Something remarkable is happening with XRP. While the price fluctuates around $1.37, traders are betting en masse on further decline. At the same time, major investors are withdrawing hundreds of millions of dollars in XRP from exchanges. These two signals seem to contradict each other, but together they can be the harbinger of a significant price movement.
Simply put: the market is betting on a decline
On crypto exchanges you can not only buy crypto, but also bet on price movements. Anyone who thinks that XRP will fall opens a so-called short position. Anyone who thinks the price will rise opens a long.
Currently, short positions in XRP are 163% larger than long positions. This means that more than 2.5 times as much money was invested on a decline than on an increase. Above the current price there is $110 million in short leverage, more than half of which is concentrated around $1.39.
In short, the majority of traders expect XRP to fall even further.
Big investors do exactly the opposite
While traders bet on a decline, major investors are withdrawing their XRP from exchanges. In recent days, $738 million worth of XRP has flowed from trading platforms to private wallets.
Why is that important? Anyone who leaves their coins on an exchange can sell them quickly. Anyone who moves them to their own wallet usually does not plan to sell in the short term. It is a sign that major players want to hold on to their XRP.
Fewer coins on exchanges also means less supply. And less supply with the same demand can drive up the price.
Why that combination can be explosive
This is where things get interesting. Suppose the price rises unexpectedly, for example due to good news about the Iran conflict or a broader crypto rally. Then all those short positions come under pressure.
Traders who are short and make a loss will at some point be automatically removed from their position by the exchange. That’s called a liquidation. To close that position, the exchange must buy back XRP. This creates additional buying pressure, causing the price to rise even faster, causing more shorts to be liquidated.
That snowball effect is called a short squeeze. And with 163% more shorts than longs and less and less XRP available on exchanges, the ingredients for this are on the table.
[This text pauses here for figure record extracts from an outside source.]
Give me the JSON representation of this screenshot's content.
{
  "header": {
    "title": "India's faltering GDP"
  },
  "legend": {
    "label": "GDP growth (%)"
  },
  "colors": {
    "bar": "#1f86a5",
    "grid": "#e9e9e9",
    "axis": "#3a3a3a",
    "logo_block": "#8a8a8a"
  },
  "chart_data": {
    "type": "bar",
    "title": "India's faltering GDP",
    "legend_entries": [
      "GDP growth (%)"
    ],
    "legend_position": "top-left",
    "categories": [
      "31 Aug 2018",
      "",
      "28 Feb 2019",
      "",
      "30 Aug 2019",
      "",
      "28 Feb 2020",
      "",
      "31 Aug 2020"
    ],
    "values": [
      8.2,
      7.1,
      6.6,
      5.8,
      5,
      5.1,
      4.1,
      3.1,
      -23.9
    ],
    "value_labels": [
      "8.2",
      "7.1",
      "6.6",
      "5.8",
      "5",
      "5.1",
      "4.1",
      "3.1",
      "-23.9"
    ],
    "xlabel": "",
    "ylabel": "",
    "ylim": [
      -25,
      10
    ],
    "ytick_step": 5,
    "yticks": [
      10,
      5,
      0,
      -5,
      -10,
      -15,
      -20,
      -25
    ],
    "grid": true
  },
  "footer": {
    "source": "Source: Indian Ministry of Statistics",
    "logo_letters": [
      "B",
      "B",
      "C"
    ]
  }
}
No guarantee, but the skew is extreme
A short squeeze is not a certainty. If the price falls instead of rising, the short holders actually benefit. But the current situation is exceptionally skewed: the majority is betting on a decline while large wallets are hoarding.
It’s a pattern we’ve seen before with XRP. In similar situations, there was often a sharp price movement of 15 to 25% in a few days. The trigger could be anything: a breakthrough in the Iran conflict, a Bitcoin rally above $72,000, or simply reaching a liquidation level.
XRP is currently trading between 1.38. Above $1.44, things really start to get exciting for short holders.